Maybe it’s the way my mind works; I tend to look beyond the aesthetics, to question what lies beneath the glitter. When I was a child, devils and demons existed only in tales of good versus evil — symbolic of what humanity feared, rejected, or resisted. They were never desirable; they were the embodiment of darkness.

Fast forward to today, and the script has flipped. Demons now headline entertainment stages and saturate social media trends. YouTube is filled with children’s videos where “angels vs. demons” is presented as harmless fun. Somewhere along the way, evil became rebranded — no longer menacing, but magnetic. The horns, the dark wings, the blood-red lipstick — they’ve all been recast as aesthetic choices, stripped of their symbolism and sold as self-expression.

As someone who has studied psychology for years — particularly the subtleties of dark psychology — I can’t help but notice a familiar pattern. The first step toward acceptance of anything controversial is normalization. Once it’s everywhere, resistance weakens, and before long, what once felt wrong becomes trendy. The masses follow; only a few orchestrate.

Halloween, in its origins, was about playfulness — pumpkins, costumes, and the innocent thrill of make-believe. But lately, the tone feels heavier. The imagery has grown darker, more demonic, less about laughter and more about allure. When devils become icons of fun, we risk dulling our collective moral radar — and our children, the most impressionable among us, begin to internalize these cues as normal.

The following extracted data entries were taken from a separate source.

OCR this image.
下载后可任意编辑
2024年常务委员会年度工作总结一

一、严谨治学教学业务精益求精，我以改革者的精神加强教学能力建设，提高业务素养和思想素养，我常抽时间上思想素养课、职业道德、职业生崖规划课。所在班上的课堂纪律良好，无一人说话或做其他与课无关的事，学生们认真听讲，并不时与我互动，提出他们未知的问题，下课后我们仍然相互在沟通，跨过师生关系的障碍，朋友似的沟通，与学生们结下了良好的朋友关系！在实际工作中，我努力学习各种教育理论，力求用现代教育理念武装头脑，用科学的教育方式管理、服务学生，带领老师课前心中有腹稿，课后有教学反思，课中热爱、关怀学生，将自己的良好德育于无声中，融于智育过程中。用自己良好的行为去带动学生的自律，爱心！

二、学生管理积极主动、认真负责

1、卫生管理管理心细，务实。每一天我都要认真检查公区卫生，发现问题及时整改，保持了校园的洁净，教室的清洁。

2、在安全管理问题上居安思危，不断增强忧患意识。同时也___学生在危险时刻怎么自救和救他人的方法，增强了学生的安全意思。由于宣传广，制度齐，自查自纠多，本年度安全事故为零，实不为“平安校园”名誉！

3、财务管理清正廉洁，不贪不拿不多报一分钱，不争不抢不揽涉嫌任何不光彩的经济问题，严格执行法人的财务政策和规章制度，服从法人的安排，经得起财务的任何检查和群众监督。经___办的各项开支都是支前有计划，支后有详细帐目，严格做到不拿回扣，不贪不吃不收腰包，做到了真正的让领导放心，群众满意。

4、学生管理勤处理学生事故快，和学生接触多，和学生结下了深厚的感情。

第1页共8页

I once came across a chilling quote by Anton LaVey, founder of the Church of Satan:

“I’m glad that Christian parents let their children worship the devil at least one night out of the year.”

That sentence stayed with me — not for its shock value, but because of how easily it seems to echo today.

It’s no coincidence that popular culture now celebrates “demon hunters,” “dark angels,” and storylines drenched in possession and occult symbolism. These narratives might seem harmless, even empowering, but beneath the surface, they desensitize us — teaching young minds that darkness is not only acceptable, but intriguing.

If we want our children to grow up cherishing light, empathy, and goodness, then we must remain discerning. Culture is powerful — it shapes what we fear, what we love, and what we believe is normal. The question we should be asking isn’t whether Halloween is fun — it’s when, exactly, did darkness become fashionable?